'Angels' offers caregivers advice, resources, support

Published: Sunday, Aug. 2 2009 12:00 a.m. MDT

"Sustenance and Hope for Caregivers of Elderly Parents; The Bread of Angels," by Gloria G. Barsamian, Praeger Publishing, 194 pages, $34.95

Statistics reveal that the likelihood of caring for an elderly parent or loved one is no longer the exception but the standard.

During her 28 years of working with elderly patients and their families, Gloria Barsamian saw families in the toughest situations scramble to meet the needs of loved ones.

"I kept seeing people that were really upset and not prepared for this phase in their lives as caretakers and care receivers," Barsamian said.

Barsamian believes that care giving does not need to be stressful or painful as it was for the people she encountered, but with the right preparation, it can be rewarding both spiritually and emotionally.

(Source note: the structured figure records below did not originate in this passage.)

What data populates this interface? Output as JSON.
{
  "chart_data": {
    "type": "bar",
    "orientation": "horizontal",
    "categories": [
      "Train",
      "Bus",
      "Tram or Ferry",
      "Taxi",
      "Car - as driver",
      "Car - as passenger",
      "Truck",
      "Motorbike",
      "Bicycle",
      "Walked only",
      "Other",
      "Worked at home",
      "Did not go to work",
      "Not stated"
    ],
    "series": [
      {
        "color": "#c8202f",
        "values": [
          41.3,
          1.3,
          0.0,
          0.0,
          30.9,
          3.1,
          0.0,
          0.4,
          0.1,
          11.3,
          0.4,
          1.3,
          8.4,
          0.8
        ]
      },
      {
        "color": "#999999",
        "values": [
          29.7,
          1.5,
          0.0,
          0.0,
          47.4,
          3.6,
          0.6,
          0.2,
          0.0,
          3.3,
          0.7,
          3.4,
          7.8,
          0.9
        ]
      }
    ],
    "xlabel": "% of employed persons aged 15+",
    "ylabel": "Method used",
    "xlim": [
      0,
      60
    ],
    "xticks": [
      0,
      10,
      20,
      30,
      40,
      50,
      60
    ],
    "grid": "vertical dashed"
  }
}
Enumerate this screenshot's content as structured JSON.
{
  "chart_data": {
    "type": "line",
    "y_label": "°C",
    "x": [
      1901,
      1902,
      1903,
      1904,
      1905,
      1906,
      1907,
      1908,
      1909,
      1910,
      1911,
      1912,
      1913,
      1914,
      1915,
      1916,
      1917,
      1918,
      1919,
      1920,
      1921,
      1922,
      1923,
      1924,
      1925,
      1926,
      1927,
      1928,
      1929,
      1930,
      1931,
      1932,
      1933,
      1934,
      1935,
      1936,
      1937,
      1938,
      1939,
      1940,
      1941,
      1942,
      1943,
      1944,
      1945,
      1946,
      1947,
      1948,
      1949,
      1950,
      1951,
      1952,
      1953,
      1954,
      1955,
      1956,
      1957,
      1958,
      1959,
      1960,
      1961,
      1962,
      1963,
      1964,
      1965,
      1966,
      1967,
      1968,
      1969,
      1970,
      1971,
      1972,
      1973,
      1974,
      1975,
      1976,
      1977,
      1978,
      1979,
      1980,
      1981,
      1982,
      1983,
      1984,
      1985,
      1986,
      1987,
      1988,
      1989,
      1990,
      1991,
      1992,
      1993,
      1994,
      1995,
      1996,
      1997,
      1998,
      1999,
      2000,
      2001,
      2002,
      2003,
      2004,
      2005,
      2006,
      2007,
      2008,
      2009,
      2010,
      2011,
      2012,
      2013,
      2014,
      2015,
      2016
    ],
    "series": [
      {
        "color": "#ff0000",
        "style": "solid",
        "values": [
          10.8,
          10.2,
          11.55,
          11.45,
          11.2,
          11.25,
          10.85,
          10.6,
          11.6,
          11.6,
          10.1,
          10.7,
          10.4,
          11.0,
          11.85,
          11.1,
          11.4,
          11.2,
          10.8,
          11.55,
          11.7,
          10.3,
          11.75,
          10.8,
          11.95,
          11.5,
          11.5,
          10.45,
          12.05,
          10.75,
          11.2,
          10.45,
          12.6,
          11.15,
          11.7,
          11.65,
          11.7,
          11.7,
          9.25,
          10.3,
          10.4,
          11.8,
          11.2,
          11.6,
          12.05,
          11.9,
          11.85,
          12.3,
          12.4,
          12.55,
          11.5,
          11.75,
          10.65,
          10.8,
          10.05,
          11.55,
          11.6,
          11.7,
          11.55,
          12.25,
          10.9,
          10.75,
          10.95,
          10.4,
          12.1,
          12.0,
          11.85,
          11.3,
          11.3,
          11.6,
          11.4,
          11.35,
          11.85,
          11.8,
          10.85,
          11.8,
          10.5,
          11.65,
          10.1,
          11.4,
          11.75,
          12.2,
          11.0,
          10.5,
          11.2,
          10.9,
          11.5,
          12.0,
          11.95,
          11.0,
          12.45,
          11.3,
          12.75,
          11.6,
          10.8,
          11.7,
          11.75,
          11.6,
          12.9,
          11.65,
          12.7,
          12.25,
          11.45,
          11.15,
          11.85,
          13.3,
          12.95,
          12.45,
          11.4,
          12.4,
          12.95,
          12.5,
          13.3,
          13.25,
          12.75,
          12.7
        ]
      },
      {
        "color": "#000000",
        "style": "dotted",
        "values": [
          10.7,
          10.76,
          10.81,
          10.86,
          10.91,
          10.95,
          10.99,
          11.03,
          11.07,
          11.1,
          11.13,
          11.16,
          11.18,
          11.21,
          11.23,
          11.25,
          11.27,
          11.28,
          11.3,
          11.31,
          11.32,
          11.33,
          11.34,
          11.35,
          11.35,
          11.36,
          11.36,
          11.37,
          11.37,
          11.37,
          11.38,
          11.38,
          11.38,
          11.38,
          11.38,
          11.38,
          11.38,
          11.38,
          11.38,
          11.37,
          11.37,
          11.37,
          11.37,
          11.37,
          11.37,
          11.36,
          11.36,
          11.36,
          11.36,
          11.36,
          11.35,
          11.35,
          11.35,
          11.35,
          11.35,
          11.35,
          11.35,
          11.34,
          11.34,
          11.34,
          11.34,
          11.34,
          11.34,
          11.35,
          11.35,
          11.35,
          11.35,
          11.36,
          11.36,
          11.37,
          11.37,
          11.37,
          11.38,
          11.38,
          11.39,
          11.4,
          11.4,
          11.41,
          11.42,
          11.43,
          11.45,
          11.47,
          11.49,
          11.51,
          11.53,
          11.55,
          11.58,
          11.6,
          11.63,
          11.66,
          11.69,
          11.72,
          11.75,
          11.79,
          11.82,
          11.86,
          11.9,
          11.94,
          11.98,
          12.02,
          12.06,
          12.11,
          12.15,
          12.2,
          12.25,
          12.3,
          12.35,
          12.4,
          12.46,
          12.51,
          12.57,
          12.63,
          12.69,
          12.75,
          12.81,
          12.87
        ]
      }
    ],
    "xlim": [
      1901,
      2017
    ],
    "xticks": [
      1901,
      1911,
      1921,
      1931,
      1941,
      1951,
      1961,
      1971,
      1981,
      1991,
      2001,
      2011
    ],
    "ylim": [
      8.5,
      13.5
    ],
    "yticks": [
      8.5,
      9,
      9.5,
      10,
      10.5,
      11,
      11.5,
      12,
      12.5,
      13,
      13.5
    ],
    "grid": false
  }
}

"If the conversation just gets started you know where the will is, the medicine," Barsamian said.

Barsamian hopes that her book, "Sustenance and Hope for Caregivers of Elderly Parents: The Bread of Angels," will serve as a catalyst to those vital conversations.

"I found no one had ever discussed anything, and it was a big surprise. Usually, the parents did not address the situation before it arises," Barsamian said.

Care giving is becoming more and more common, with people living longer and having better medical care available.

The book lists the signs to look for in deciding whether a loved one is in need of care giving in a professional atmosphere.

Elderly family members who can no longer walk, feed or bathe themselves or become incontinent usually require assistance from a care facility rather than a loved one.

Care at home begins when a loved one is ill or has difficulty maintaining his or her quality of life.

Barsamian acknowledges that personal care giving is not an option for some families and that nursing homes or assisted living facilities are the best fit for some families.

A large focus of the book is on the feelings of both the caregiver and the care receiver.

"No one asks for help. Statistics have proven if a spouse is care giving and feels helpless, the caregiver dies quicker than the person they are taking care of," Barsamian said.

"I found people felt hopeless and helpless. Everyone seemed depressed, especially the caretakers."